Yeah. Our studios are in the barn of my farm, so we see each other every day. The working relationship and the private relationship is really intense. The opportunity to work from home, just the intensity of having ideas, vibing on the ideas, realizing the ideas. We always say only the extreme creates the extreme. And, I mean, who lives together with his producer? I mean, we are not living together, but digitally, and creating something that goes deeper than the usual stuff, a little bit more. It doesn't matter how much it sells. It's just about creating the extreme. We are working now on the new artist album, and I think it will be quite radical. I think that is a word that describes it.
I don't want to drop names or say music styles. I hate being categorized into music styles, so why should I categorize my own? Back in the day, I said that I love to surprise people. I don't want to continuously say this, but I do like it. Radical is the best way of putting it, hopefully somewhere between sophisticated pop and underground with the things we love. I am loving a lot of [different types of] music, and this will have an influence on the next album.
I think you have always been very interesting in that you've been between this pop and underground thing. You've popped up and done high-profile remixes for people like Depeche Mode and, at the same time, you can come back and do Mutant Clan. Do you find that hard sometimes?
No, it drives me. I can't just stand still and take things as they are. I always wanted to explore different worlds, I want to do strange things and see if they work. I want to do it my way and see if it works. Many times it has worked, many times it hasn't.
When has it not worked?
I would say Pictures is an amazing album. But it was probably too much in a certain direction in which I did not feel comfortable anymore.
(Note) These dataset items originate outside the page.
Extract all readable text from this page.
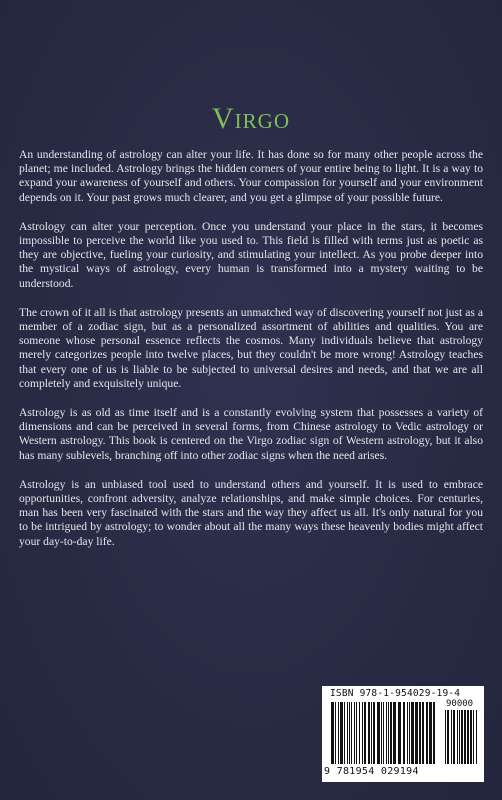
Virgo

An understanding of astrology can alter your life. It has done so for many other people across the planet; me included. Astrology brings the hidden corners of your entire being to light. It is a way to expand your awareness of yourself and others. Your compassion for yourself and your environment depends on it. Your past grows much clearer, and you get a glimpse of your possible future.

Astrology can alter your perception. Once you understand your place in the stars, it becomes impossible to perceive the world like you used to. This field is filled with terms just as poetic as they are objective, fueling your curiosity, and stimulating your intellect. As you probe deeper into the mystical ways of astrology, every human is transformed into a mystery waiting to be understood.

The crown of it all is that astrology presents an unmatched way of discovering yourself not just as a member of a zodiac sign, but as a personalized assortment of abilities and qualities. You are someone whose personal essence reflects the cosmos. Many individuals believe that astrology merely categorizes people into twelve places, but they couldn't be more wrong! Astrology teaches that every one of us is liable to be subjected to universal desires and needs, and that we are all completely and exquisitely unique.

Astrology is as old as time itself and is a constantly evolving system that possesses a variety of dimensions and can be perceived in several forms, from Chinese astrology to Vedic astrology or Western astrology. This book is centered on the Virgo zodiac sign of Western astrology, but it also has many sublevels, branching off into other zodiac signs when the need arises.

Astrology is an unbiased tool used to understand others and yourself. It is used to embrace opportunities, confront adversity, analyze relationships, and make simple choices. For centuries, man has been very fascinated with the stars and the way they affect us all. It's only natural for you to be intrigued by astrology; to wonder about all the many ways these heavenly bodies might affect your day-to-day life.

ISBN 978-1-954029-19-4
90000
9 781954 029194
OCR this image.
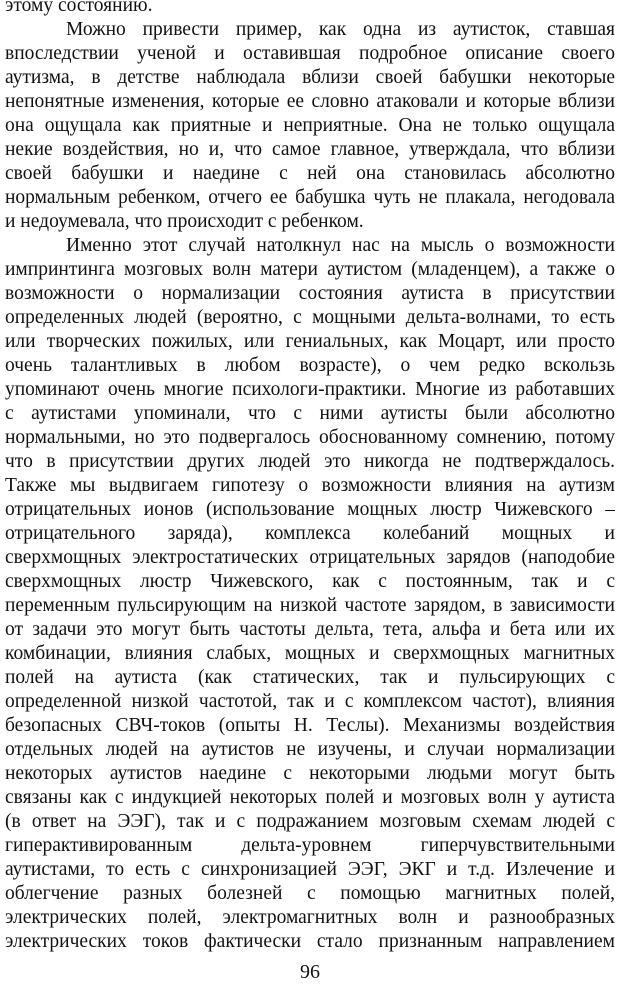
этому состоянию.
Можно привести пример, как одна из аутисток, ставшая
впоследствии ученой и оставившая подробное описание своего
аутизма, в детстве наблюдала вблизи своей бабушки некоторые
непонятные изменения, которые ее словно атаковали и которые вблизи
она ощущала как приятные и неприятные. Она не только ощущала
некие воздействия, но и, что самое главное, утверждала, что вблизи
своей бабушки и наедине с ней она становилась абсолютно
нормальным ребенком, отчего ее бабушка чуть не плакала, негодовала
и недоумевала, что происходит с ребенком.
Именно этот случай натолкнул нас на мысль о возможности
импринтинга мозговых волн матери аутистом (младенцем), а также о
возможности о нормализации состояния аутиста в присутствии
определенных людей (вероятно, с мощными дельта-волнами, то есть
или творческих пожилых, или гениальных, как Моцарт, или просто
очень талантливых в любом возрасте), о чем редко вскользь
упоминают очень многие психологи-практики. Многие из работавших
с аутистами упоминали, что с ними аутисты были абсолютно
нормальными, но это подвергалось обоснованному сомнению, потому
что в присутствии других людей это никогда не подтверждалось.
Также мы выдвигаем гипотезу о возможности влияния на аутизм
отрицательных ионов (использование мощных люстр Чижевского –
отрицательного заряда), комплекса колебаний мощных и
сверхмощных электростатических отрицательных зарядов (наподобие
сверхмощных люстр Чижевского, как с постоянным, так и с
переменным пульсирующим на низкой частоте зарядом, в зависимости
от задачи это могут быть частоты дельта, тета, альфа и бета или их
комбинации, влияния слабых, мощных и сверхмощных магнитных
полей на аутиста (как статических, так и пульсирующих с
определенной низкой частотой, так и с комплексом частот), влияния
безопасных СВЧ-токов (опыты Н. Теслы). Механизмы воздействия
отдельных людей на аутистов не изучены, и случаи нормализации
некоторых аутистов наедине с некоторыми людьми могут быть
связаны как с индукцией некоторых полей и мозговых волн у аутиста
(в ответ на ЭЭГ), так и с подражанием мозговым схемам людей с
гиперактивированным дельта-уровнем гиперчувствительными
аутистами, то есть с синхронизацией ЭЭГ, ЭКГ и т.д. Излечение и
облегчение разных болезней с помощью магнитных полей,
электрических полей, электромагнитных волн и разнообразных
электрических токов фактически стало признанным направлением
96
Loud was a bit more edgy. A bit more where I was coming from. Pictures is a lot more complex, darker maybe, more moody. It was a reflection of the time. It didn't work commercially, but I didn't care really at the end of the day. It was somehow healthy, because it brought me back to myself. For me, personally, it was the breaking point where I thought, "OK, I do not feel 100% comfortable and confident with parts of the songs." Especially the stuff I was doing with Brian Molko. Just in the context—everything together—I just did not feel confident.
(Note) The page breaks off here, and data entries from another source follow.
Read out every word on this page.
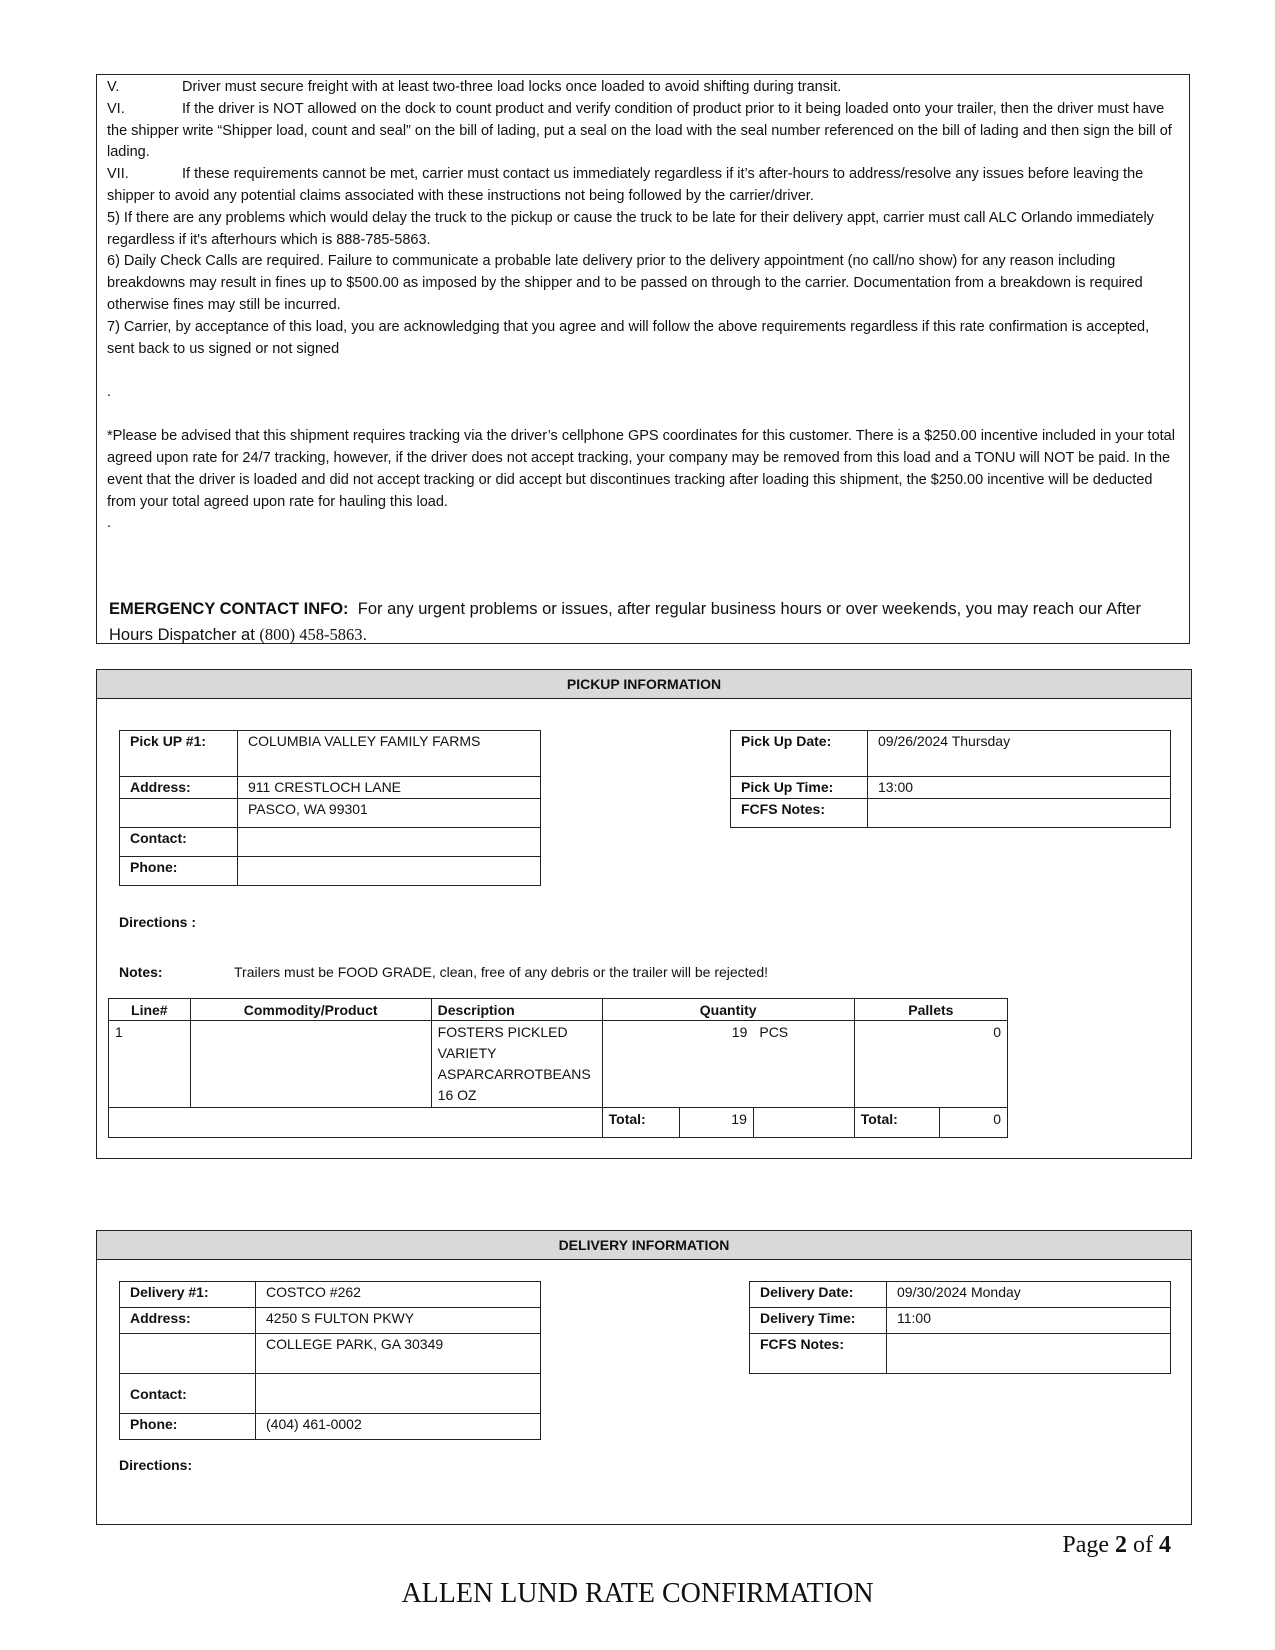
V.	Driver must secure freight with at least two-three load locks once loaded to avoid shifting during transit.

VI.	If the driver is NOT allowed on the dock to count product and verify condition of product prior to it being loaded onto your trailer, then the driver must have the shipper write “Shipper load, count and seal” on the bill of lading, put a seal on the load with the seal number referenced on the bill of lading and then sign the bill of lading.

VII.	If these requirements cannot be met, carrier must contact us immediately regardless if it’s after-hours to address/resolve any issues before leaving the shipper to avoid any potential claims associated with these instructions not being followed by the carrier/driver.

5) If there are any problems which would delay the truck to the pickup or cause the truck to be late for their delivery appt, carrier must call ALC Orlando immediately regardless if it's afterhours which is 888-785-5863.

6) Daily Check Calls are required. Failure to communicate a probable late delivery prior to the delivery appointment (no call/no show) for any reason including breakdowns may result in fines up to $500.00 as imposed by the shipper and to be passed on through to the carrier. Documentation from a breakdown is required otherwise fines may still be incurred.

7) Carrier, by acceptance of this load, you are acknowledging that you agree and will follow the above requirements regardless if this rate confirmation is accepted, sent back to us signed or not signed

.

*Please be advised that this shipment requires tracking via the driver’s cellphone GPS coordinates for this customer. There is a $250.00 incentive included in your total agreed upon rate for 24/7 tracking, however, if the driver does not accept tracking, your company may be removed from this load and a TONU will NOT be paid. In the event that the driver is loaded and did not accept tracking or did accept but discontinues tracking after loading this shipment, the $250.00 incentive will be deducted from your total agreed upon rate for hauling this load.

.

EMERGENCY CONTACT INFO: For any urgent problems or issues, after regular business hours or over weekends, you may reach our After Hours Dispatcher at (800) 458-5863.
PICKUP INFORMATION
Pick UP #1:	COLUMBIA VALLEY FAMILY FARMS
Address:	911 CRESTLOCH LANE
	PASCO, WA 99301
Contact:	
Phone:	
Pick Up Date:	09/26/2024 Thursday
Pick Up Time:	13:00
FCFS Notes:	
Directions :
Notes:	Trailers must be FOOD GRADE, clean, free of any debris or the trailer will be rejected!
Line#	Commodity/Product	Description	Quantity			Pallets	
1		FOSTERS PICKLED
VARIETY
ASPARCARROTBEANS
16 OZ	19		PCS	0	
			Total:	19		Total:	0
DELIVERY INFORMATION
Delivery #1:	COSTCO #262
Address:	4250 S FULTON PKWY
	COLLEGE PARK, GA 30349
Contact:	
Phone:	(404) 461-0002
Delivery Date:	09/30/2024 Monday
Delivery Time:	11:00
FCFS Notes:	
Directions:
Page 2 of 4
ALLEN LUND RATE CONFIRMATION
That was also a time of my life where I did not feel very confident, it was one of the changing points in life. After that, I wasn't sure what I wanted to do. That's possibly why I needed a few years to kind of reinvent myself and to think about myself as a person and not just as the artist Timo Maas. Because when you're not confident with yourself as a person, it doesn't matter what you do. You can't be successful, because you have to stand for yourself before you can stand for something else. At the time of my greatest success, I didn't know what was to happen the next day. For me, it was like a stand still...on a very high level. I was making a lot of money, I was travelling everywhere, everybody saying Timo, Timo, Timo, but I was feeling extremely uncomfortable.
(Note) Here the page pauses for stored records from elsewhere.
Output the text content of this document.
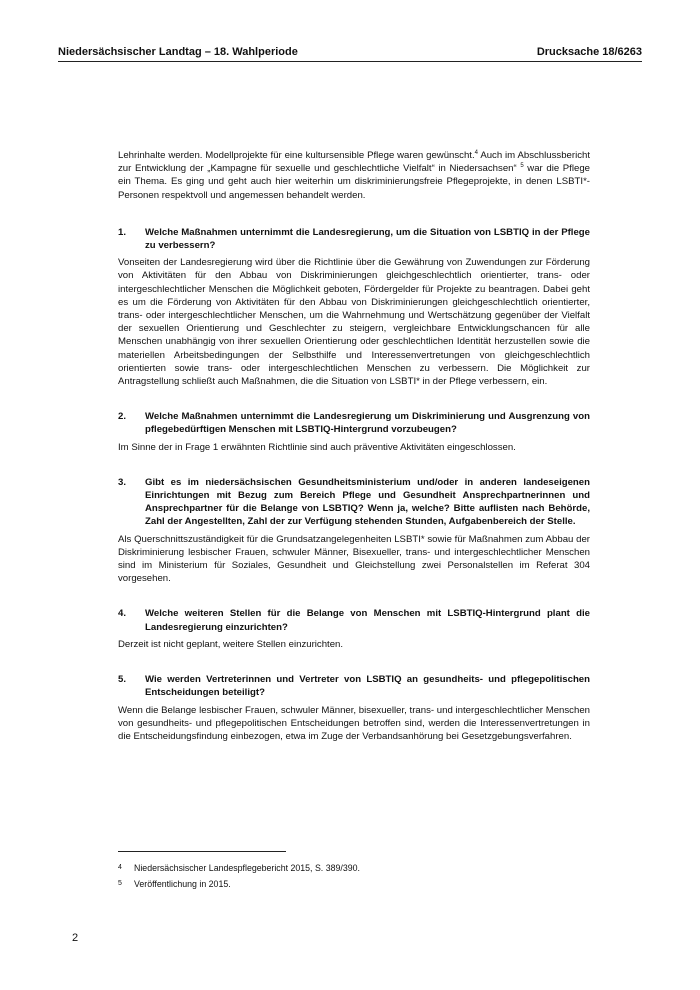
Niedersächsischer Landtag – 18. Wahlperiode	Drucksache 18/6263

Lehrinhalte werden. Modellprojekte für eine kultursensible Pflege waren gewünscht.$^4$ Auch im Abschlussbericht zur Entwicklung der „Kampagne für sexuelle und geschlechtliche Vielfalt“ in Niedersachsen“ $^5$ war die Pflege ein Thema. Es ging und geht auch hier weiterhin um diskriminierungsfreie Pflegeprojekte, in denen LSBTI*-Personen respektvoll und angemessen behandelt werden.

1.	Welche Maßnahmen unternimmt die Landesregierung, um die Situation von LSBTIQ in der Pflege zu verbessern?

Vonseiten der Landesregierung wird über die Richtlinie über die Gewährung von Zuwendungen zur Förderung von Aktivitäten für den Abbau von Diskriminierungen gleichgeschlechtlich orientierter, trans- oder intergeschlechtlicher Menschen die Möglichkeit geboten, Fördergelder für Projekte zu beantragen. Dabei geht es um die Förderung von Aktivitäten für den Abbau von Diskriminierungen gleichgeschlechtlich orientierter, trans- oder intergeschlechtlicher Menschen, um die Wahrnehmung und Wertschätzung gegenüber der Vielfalt der sexuellen Orientierung und Geschlechter zu steigern, vergleichbare Entwicklungschancen für alle Menschen unabhängig von ihrer sexuellen Orientierung oder geschlechtlichen Identität herzustellen sowie die materiellen Arbeitsbedingungen der Selbsthilfe und Interessenvertretungen von gleichgeschlechtlich orientierten sowie trans- oder intergeschlechtlichen Menschen zu verbessern. Die Möglichkeit zur Antragstellung schließt auch Maßnahmen, die die Situation von LSBTI* in der Pflege verbessern, ein.

2.	Welche Maßnahmen unternimmt die Landesregierung um Diskriminierung und Ausgrenzung von pflegebedürftigen Menschen mit LSBTIQ-Hintergrund vorzubeugen?

Im Sinne der in Frage 1 erwähnten Richtlinie sind auch präventive Aktivitäten eingeschlossen.

3.	Gibt es im niedersächsischen Gesundheitsministerium und/oder in anderen landeseigenen Einrichtungen mit Bezug zum Bereich Pflege und Gesundheit Ansprechpartnerinnen und Ansprechpartner für die Belange von LSBTIQ? Wenn ja, welche? Bitte auflisten nach Behörde, Zahl der Angestellten, Zahl der zur Verfügung stehenden Stunden, Aufgabenbereich der Stelle.

Als Querschnittszuständigkeit für die Grundsatzangelegenheiten LSBTI* sowie für Maßnahmen zum Abbau der Diskriminierung lesbischer Frauen, schwuler Männer, Bisexueller, trans- und intergeschlechtlicher Menschen sind im Ministerium für Soziales, Gesundheit und Gleichstellung zwei Personalstellen im Referat 304 vorgesehen.

4.	Welche weiteren Stellen für die Belange von Menschen mit LSBTIQ-Hintergrund plant die Landesregierung einzurichten?

Derzeit ist nicht geplant, weitere Stellen einzurichten.

5.	Wie werden Vertreterinnen und Vertreter von LSBTIQ an gesundheits- und pflegepolitischen Entscheidungen beteiligt?

Wenn die Belange lesbischer Frauen, schwuler Männer, bisexueller, trans- und intergeschlechtlicher Menschen von gesundheits- und pflegepolitischen Entscheidungen betroffen sind, werden die Interessenvertretungen in die Entscheidungsfindung einbezogen, etwa im Zuge der Verbandsanhörung bei Gesetzgebungsverfahren.

4	Niedersächsischer Landespflegebericht 2015, S. 389/390.
5	Veröffentlichung in 2015.
2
And now you finally feel comfortable again?
I feel a lot more comfortable. I mean, I love music, so I will never stop doing music. I am driven by that, it was always my language; I was always shy, very much like a lonely guy in school.
You don't present yourself as a very lonely guy.
Yeah, but that was back in the day, music was my language. When I started playing music, I started to realize that the people were talking to me, and I was getting friends because I was playing music. For me, it was a confidence thing as a teenager. Finding my own language to talk to people. I think that's why I am still DJing after 28 years.